Study results indicate that family history of hereditary cancer syndrome appears to increase the risk for prostate cancer progression.
Family history (FH) of malignancies, such as breast, ovarian, and pancreatic cancers, is increasingly recognized as a risk factor for prostate cancer. In a large cohort study, Keyan Salari, MD, PhD, and colleagues investigated how those genetics, which are suggestive of hereditary cancer syndrome (HCS), impact patients on active surveillance (AS) for prostate cancer. Their findings, published in The Journal of Urology, show that risk for biopsy progression and need for treatment were increased in patients with a strong FH suggestive of HCS.
“Simply having an FH of prostate cancer in one close relative did not confer an increased risk for having disease progression on AS,” says Dr. Salari. “Having multiple close family members with prostate cancer, or any of the related malignancies, however, increased the risk for disease progression by about 40% to 50%.”
A Novel Definition & Quantitative FH Score
Reflecting on the methodology used, Dr. Salari notes that “the broad definition of FH is unique to our study, and the quantitative FH scoring that we created, which aggregated affected relatives across multiple generations while accounting for degree of relatedness, is novel.”
Included in the analysis were 855 patients who underwent AS for prostate cancer at Massachusetts General Hospital from 1997 to 2019 for whom detailed data on FH of breast, ovarian, and pancreatic cancers were available. The kinship coefficient, a measure of relatedness, was used to weigh FH data. A composite score reflected how many first-, second-, and third-degree relatives of an individual had each of the three cancer types.

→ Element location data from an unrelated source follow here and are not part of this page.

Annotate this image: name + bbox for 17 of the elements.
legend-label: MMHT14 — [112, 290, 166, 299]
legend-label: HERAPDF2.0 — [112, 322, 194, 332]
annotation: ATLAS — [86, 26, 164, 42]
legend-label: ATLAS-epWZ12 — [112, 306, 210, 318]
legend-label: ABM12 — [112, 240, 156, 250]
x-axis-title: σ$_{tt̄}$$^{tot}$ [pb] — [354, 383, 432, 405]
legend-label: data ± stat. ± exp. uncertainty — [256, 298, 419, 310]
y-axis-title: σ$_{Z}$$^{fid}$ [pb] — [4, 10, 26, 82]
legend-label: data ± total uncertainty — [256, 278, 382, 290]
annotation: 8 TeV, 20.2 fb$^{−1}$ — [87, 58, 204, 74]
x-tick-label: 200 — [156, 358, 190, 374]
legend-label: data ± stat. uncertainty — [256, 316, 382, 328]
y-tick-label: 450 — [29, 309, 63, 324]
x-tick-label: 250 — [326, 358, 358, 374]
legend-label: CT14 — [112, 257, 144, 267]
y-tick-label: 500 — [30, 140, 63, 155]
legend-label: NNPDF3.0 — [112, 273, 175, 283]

Of the participants, 300 (35.1%) had any FH of prostate cancer and 95 (11.1%) had a FH of related malignancies suggestive of HCS. Unlike FH of prostate cancer, FH of HCS was associated with a significantly increased risk for biopsy progression (HR, 1.43; 95% CI, 1.01-2.02) independent of other known clinicopathologic risk factors (Figure).FH of HCS also was associated with significantly lower treatment-free survival (HR, 1.58; 95% CI, 1.14-2.18). FH was not significantly associated with adverse features on surgical pathology or biochemical recurrence.

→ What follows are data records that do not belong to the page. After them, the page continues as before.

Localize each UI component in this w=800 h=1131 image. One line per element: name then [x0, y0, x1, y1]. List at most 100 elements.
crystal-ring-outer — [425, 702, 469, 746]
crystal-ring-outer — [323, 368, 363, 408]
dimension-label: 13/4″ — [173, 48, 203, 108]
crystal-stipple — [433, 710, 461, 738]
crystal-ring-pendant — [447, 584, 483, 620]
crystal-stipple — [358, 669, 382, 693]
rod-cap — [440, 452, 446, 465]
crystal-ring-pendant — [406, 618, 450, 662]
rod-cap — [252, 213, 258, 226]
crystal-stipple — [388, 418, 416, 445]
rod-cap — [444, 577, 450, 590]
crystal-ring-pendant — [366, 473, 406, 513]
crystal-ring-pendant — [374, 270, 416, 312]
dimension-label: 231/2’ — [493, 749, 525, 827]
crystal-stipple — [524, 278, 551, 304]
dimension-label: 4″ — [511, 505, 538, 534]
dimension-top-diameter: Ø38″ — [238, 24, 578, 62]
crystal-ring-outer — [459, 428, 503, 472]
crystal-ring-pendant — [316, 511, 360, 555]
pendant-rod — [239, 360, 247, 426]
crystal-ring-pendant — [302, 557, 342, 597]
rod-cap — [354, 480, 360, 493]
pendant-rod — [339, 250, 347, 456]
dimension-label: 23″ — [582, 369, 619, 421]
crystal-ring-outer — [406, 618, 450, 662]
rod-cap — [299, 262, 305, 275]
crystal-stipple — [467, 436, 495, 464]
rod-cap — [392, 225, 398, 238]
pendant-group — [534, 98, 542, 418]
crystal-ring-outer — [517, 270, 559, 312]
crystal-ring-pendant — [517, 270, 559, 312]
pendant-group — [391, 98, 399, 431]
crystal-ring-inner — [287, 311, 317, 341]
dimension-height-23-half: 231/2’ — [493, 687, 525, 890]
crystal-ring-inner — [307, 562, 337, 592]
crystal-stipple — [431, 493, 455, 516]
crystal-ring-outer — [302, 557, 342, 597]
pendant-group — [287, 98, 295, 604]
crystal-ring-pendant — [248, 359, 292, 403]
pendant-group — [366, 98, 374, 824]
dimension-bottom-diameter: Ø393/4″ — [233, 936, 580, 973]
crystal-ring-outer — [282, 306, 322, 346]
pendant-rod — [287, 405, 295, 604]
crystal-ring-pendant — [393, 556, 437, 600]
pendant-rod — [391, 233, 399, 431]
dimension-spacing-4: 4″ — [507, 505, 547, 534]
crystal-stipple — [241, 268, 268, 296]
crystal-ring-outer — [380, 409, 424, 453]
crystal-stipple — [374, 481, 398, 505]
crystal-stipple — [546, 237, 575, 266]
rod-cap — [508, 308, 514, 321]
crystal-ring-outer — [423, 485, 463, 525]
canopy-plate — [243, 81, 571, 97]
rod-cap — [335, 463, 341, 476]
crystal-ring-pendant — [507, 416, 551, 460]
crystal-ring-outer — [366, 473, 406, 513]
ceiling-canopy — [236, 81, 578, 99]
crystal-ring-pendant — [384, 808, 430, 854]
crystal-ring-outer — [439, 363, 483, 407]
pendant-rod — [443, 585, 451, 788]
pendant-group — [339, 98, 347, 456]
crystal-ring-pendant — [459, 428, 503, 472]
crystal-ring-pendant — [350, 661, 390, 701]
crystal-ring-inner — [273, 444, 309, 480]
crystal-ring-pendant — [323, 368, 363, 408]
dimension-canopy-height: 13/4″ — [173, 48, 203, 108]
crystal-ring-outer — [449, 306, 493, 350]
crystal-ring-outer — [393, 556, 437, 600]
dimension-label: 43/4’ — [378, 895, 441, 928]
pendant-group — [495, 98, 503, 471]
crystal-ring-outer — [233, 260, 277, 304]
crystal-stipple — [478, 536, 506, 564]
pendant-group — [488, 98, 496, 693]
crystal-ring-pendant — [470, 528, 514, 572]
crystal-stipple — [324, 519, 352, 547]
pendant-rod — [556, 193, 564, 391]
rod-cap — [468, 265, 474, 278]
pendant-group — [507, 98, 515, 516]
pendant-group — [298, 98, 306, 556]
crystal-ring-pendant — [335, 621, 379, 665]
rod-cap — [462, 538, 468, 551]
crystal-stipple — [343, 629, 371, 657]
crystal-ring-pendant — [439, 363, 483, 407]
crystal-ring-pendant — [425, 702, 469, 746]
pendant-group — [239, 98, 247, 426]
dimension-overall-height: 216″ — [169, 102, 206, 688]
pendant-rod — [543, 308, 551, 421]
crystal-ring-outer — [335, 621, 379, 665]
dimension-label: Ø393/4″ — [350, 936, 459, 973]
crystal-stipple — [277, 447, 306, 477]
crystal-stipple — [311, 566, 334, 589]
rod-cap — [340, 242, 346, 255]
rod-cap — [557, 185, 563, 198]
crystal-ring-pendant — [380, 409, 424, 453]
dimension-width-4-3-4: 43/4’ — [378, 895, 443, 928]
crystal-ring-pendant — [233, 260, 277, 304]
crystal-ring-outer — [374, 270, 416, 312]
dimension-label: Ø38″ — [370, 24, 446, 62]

“We found evidence that patients with a strong FH have an increased risk for progression, but not that they have worse long-term outcomes after eventually being treated,” says Dr. Salari. “AS is safe for them, but they should be counseled about the increased risk for disease progression.”

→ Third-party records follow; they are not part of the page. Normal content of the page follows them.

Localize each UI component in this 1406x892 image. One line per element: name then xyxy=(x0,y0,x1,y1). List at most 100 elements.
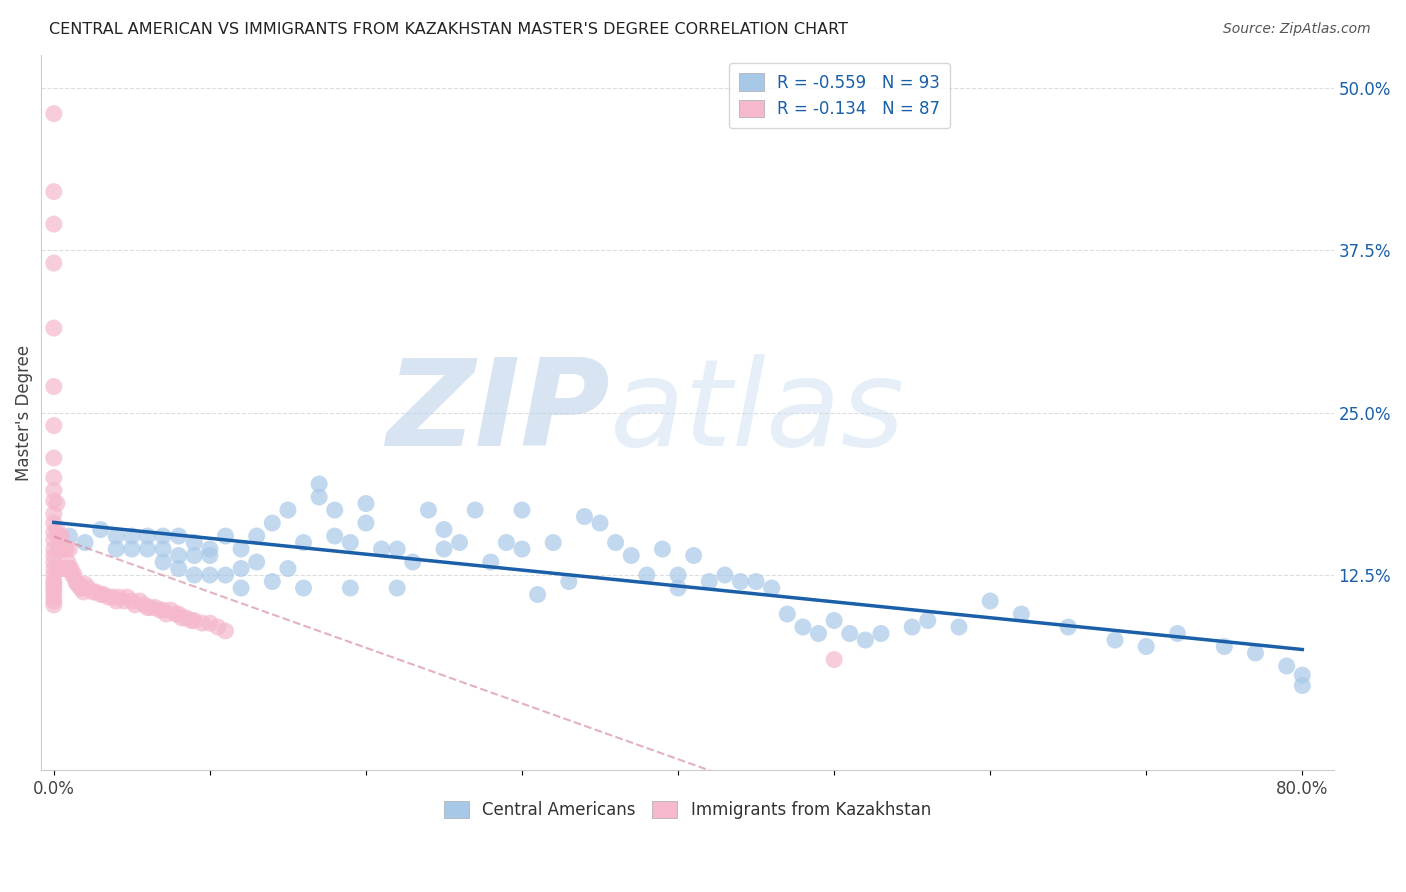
Point xyxy=(77,581,100,595)
Point xyxy=(48,561,70,575)
Point xyxy=(838,626,860,640)
Point xyxy=(42,516,65,530)
Point xyxy=(97,590,120,604)
Point xyxy=(339,535,361,549)
Point xyxy=(90,588,112,602)
Point xyxy=(105,594,128,608)
Point xyxy=(620,549,643,563)
Point xyxy=(160,603,183,617)
Point xyxy=(229,581,252,595)
Point xyxy=(495,535,517,549)
Point xyxy=(1244,646,1267,660)
Point xyxy=(42,217,65,231)
Point xyxy=(42,470,65,484)
Point xyxy=(42,185,65,199)
Point xyxy=(90,523,112,537)
Point xyxy=(183,535,205,549)
Point xyxy=(207,620,229,634)
Point xyxy=(136,529,159,543)
Point xyxy=(1104,633,1126,648)
Point xyxy=(121,542,143,557)
Point xyxy=(262,574,284,589)
Point xyxy=(134,598,156,612)
Point xyxy=(370,542,392,557)
Point xyxy=(198,616,221,631)
Point xyxy=(52,542,75,557)
Point xyxy=(105,529,128,543)
Point xyxy=(176,611,198,625)
Point xyxy=(418,503,440,517)
Point xyxy=(48,542,70,557)
Point xyxy=(948,620,970,634)
Point xyxy=(339,581,361,595)
Point xyxy=(55,542,77,557)
Point xyxy=(155,607,177,621)
Point xyxy=(136,600,159,615)
Point xyxy=(121,529,143,543)
Point xyxy=(730,574,752,589)
Point xyxy=(1291,679,1313,693)
Point xyxy=(526,588,548,602)
Point xyxy=(152,603,174,617)
Point xyxy=(191,616,214,631)
Point xyxy=(82,585,104,599)
Point xyxy=(93,588,115,602)
Point xyxy=(167,607,190,621)
Point xyxy=(42,256,65,270)
Point xyxy=(51,529,73,543)
Point xyxy=(42,598,65,612)
Text: CENTRAL AMERICAN VS IMMIGRANTS FROM KAZAKHSTAN MASTER'S DEGREE CORRELATION CHART: CENTRAL AMERICAN VS IMMIGRANTS FROM KAZA… xyxy=(49,22,848,37)
Point xyxy=(42,594,65,608)
Point xyxy=(198,542,221,557)
Point xyxy=(65,574,87,589)
Point xyxy=(277,561,299,575)
Point xyxy=(42,418,65,433)
Point xyxy=(180,614,202,628)
Point xyxy=(56,555,79,569)
Point xyxy=(42,581,65,595)
Point xyxy=(277,503,299,517)
Point xyxy=(308,477,330,491)
Point xyxy=(776,607,799,621)
Point xyxy=(402,555,425,569)
Point xyxy=(42,525,65,540)
Point xyxy=(45,523,67,537)
Point xyxy=(42,542,65,557)
Point xyxy=(42,585,65,599)
Point xyxy=(682,549,704,563)
Point xyxy=(292,581,315,595)
Point xyxy=(42,590,65,604)
Point xyxy=(101,590,124,604)
Point xyxy=(73,535,96,549)
Point xyxy=(917,614,939,628)
Point xyxy=(354,516,377,530)
Point xyxy=(183,568,205,582)
Point xyxy=(42,379,65,393)
Point xyxy=(42,549,65,563)
Point xyxy=(246,529,269,543)
Point xyxy=(605,535,627,549)
Point xyxy=(48,529,70,543)
Point xyxy=(449,535,471,549)
Point xyxy=(152,542,174,557)
Point xyxy=(53,542,76,557)
Point xyxy=(823,614,845,628)
Point xyxy=(761,581,783,595)
Point xyxy=(541,535,564,549)
Point xyxy=(67,577,90,591)
Point xyxy=(170,611,193,625)
Point xyxy=(139,600,162,615)
Point xyxy=(42,561,65,575)
Point xyxy=(42,577,65,591)
Point xyxy=(59,561,82,575)
Point xyxy=(870,626,893,640)
Point xyxy=(1057,620,1080,634)
Point xyxy=(1275,659,1298,673)
Point xyxy=(979,594,1001,608)
Point xyxy=(42,507,65,521)
Point xyxy=(792,620,814,634)
Point xyxy=(121,594,143,608)
Point xyxy=(167,529,190,543)
Point xyxy=(510,503,533,517)
Point xyxy=(108,590,131,604)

Importance of Detailed Family History
The study authors noted that additional research is needed to assess the impact of FH on late outcomes of patients on AS for prostate cancer. The findings also may not be generalizable to men with grade group 2 disease on AC because only 18 participants had that form of PC. Nevertheless, the significance of genetics and FH to care for prostate cancer should not be underestimated.
Dr. Salari concludes, “The main implication here is that obtaining a detailed FH of not just prostate cancer, but [also of] other related malignancies, is an important piece of the puzzle that informs patient counseling regarding the decision of whether to pursue AS versus treatment of their prostate cancer.”